Sudah tidak Relevan, UU Pengadilan HAM Perlu Revisi

Sudah tidak Relevan, UU Pengadilan HAM Perlu Revisi

Pedomanrakyat.com, Jakarta –  Anggota Komisi III DPR RI dari Fraksi Partai NasDem, Taufik Basari menilai UU Nomor 26 Tahun 2000 tentang Pengadilan Hak Asasi Manusia perlu direvisi. UU tersebut sudah tidak relevan dengan kondisi saat ini.

“Jika kita melihat ada problem di UU itu, dari beberapa diskusi, akhirnya saya sampai pada kesimpulan, kita butuh revisi. UU 26 Tahun 2000 tidak bisa dipertahankan dengan kondisi yang sekarang. Kita harus revisi,” kata Taufik dalam diskusi yang diselenggarakan Komnas HAM, di Jakarta, Kamis (15/6).

Taufik mengatakan UU Pengadilan HAM tidak bisa memenuhi ekspektasi untuk menyelesaikan masalah HAM berat. Banyak pelanggaran HAM berat justru terhambat penyelesaiannya karena UU tersebut.

Menurut Legislator NasDem dari Dapil Lampung I (Kabupaten Lampung Selatan, Lampung Barat, Tanggamus, Pesawaran, Kota Bandar Lampung, Kota Metro, Pringsewu, Pesisir Barat) itu, UU tersebut hanya mendefinisikan pelanggaran HAM berat ke dalam dua kategori, yakni genosida dan kejahatan terhadap kemanusiaan. Bahkan, kejahatan terhadap kemanusiaan tidak dijelaskan secara detail di aturan tersebut.

Hal itu, tambah Taufik, menyebabkan kerancuan dalam mengategorikan kejahatan sebagai pelanggaran HAM berat. Jadi, menurut Taufik, pengadilan kerap kesulitan memahami pengertian dari jenis kejahatan tersebut.

“Ini membuat penyelesaian pelanggaran HAM berat masa lalu dan pasca UU 26/2000 menjadi terkendala hingga saat ini,” tandasnya.
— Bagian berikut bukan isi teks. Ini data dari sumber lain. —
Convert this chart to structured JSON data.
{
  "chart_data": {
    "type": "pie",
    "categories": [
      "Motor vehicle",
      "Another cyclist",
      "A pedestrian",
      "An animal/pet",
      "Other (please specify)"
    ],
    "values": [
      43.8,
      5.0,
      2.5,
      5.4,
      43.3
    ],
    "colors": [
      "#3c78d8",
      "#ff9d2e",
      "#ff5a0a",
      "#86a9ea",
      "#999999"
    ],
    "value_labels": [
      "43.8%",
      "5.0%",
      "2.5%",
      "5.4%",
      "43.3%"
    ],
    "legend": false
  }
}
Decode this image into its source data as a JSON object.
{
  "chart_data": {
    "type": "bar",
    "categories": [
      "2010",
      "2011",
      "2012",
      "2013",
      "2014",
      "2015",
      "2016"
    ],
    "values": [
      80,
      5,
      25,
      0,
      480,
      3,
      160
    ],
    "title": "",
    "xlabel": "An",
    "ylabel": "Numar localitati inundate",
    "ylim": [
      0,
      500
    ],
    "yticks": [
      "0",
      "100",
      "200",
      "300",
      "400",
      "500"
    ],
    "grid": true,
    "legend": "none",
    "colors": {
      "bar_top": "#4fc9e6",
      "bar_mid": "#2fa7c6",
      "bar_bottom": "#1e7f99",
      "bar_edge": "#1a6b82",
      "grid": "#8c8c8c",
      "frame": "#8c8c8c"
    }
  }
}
Lebih lanjut Taufik mengatakan, awal mula pembentukan UU Pengadilan HAM dibuat karena alasan politis. Saat itu pemerintah khawatir pelanggaran HAM berat diadili di dunia internasional. Salah satunya adalah kasus HAM Timor Timur.

“Harapan kita, kita menganggap pengadilan HAM itu bisa mengadili seluruh problem pelanggaran HAM yang ada di Indonesia,” tukas Taufik.